Photo by Sigmund on Unsplash

Throughout the entire distributed teams experiment from last year, remote communication has evolved in multiple directions.

Team communication is currently the number one issue teams face. There are companies where never ending daily meetings take away a huge chunk of a person’s work time and then there’s organizations that struggle with keeping their employees engaged.

In fact, remote work has changed the way teams communicate. And individuals are noticing these effects.

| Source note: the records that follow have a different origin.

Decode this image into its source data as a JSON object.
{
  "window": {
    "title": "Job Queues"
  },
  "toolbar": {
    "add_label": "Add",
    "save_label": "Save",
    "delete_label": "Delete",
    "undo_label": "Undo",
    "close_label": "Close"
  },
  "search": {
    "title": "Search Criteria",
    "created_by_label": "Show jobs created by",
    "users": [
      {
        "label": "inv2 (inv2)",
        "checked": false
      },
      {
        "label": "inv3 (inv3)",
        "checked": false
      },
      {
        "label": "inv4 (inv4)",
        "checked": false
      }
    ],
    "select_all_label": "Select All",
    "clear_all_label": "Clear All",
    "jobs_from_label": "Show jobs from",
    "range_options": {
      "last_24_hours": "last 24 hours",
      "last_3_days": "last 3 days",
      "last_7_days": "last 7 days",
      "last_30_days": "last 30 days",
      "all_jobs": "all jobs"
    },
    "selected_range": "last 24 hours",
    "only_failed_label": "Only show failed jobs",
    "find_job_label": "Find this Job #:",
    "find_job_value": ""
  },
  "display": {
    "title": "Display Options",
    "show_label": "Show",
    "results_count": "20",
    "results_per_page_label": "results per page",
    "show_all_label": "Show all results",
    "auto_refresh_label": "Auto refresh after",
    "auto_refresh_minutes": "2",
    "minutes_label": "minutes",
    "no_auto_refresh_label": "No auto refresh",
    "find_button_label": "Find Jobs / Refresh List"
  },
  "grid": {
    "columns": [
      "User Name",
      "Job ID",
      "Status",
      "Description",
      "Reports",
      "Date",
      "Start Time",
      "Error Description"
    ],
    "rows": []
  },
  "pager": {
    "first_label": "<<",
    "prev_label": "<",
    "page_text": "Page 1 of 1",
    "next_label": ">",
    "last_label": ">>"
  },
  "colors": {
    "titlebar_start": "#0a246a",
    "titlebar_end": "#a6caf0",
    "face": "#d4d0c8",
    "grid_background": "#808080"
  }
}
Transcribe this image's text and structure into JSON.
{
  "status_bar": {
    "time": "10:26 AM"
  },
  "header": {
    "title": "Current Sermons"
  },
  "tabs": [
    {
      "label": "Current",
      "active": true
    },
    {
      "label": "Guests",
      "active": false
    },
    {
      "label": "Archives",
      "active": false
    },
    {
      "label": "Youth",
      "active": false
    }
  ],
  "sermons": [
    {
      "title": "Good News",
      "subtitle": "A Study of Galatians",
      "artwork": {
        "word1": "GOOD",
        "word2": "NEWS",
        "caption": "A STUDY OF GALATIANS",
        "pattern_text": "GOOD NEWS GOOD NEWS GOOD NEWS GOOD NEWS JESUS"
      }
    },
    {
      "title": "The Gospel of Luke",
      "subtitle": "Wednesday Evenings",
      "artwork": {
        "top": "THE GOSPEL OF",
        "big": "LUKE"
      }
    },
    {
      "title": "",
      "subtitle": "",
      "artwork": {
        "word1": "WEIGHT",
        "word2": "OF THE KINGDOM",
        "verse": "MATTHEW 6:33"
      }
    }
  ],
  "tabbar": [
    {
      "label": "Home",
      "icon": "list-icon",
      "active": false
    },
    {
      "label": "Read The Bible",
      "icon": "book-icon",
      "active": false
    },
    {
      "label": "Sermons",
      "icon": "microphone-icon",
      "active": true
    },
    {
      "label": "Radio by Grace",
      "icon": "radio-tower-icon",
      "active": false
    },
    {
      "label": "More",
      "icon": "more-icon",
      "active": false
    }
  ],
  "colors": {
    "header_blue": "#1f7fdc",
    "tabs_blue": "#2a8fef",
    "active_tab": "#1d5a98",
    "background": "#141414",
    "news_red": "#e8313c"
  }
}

“On a global scale, the way teams work, collaborate, and relate to one another has changed drastically over the last year since the pandemic, but teams still have a long way to go in adopting remote work practices that truly produce long-term sustainable outcomes for both business and workers. As organizations around the world start planning their return to the office, flexible work is going to be a key strategy long-term.” - Megan Dilley, Senior Consultant @Distribute

For many previously on-site companies, a work-from-home setting seems to be the way to go for the future as they’re switching to an entirely remote workforce. 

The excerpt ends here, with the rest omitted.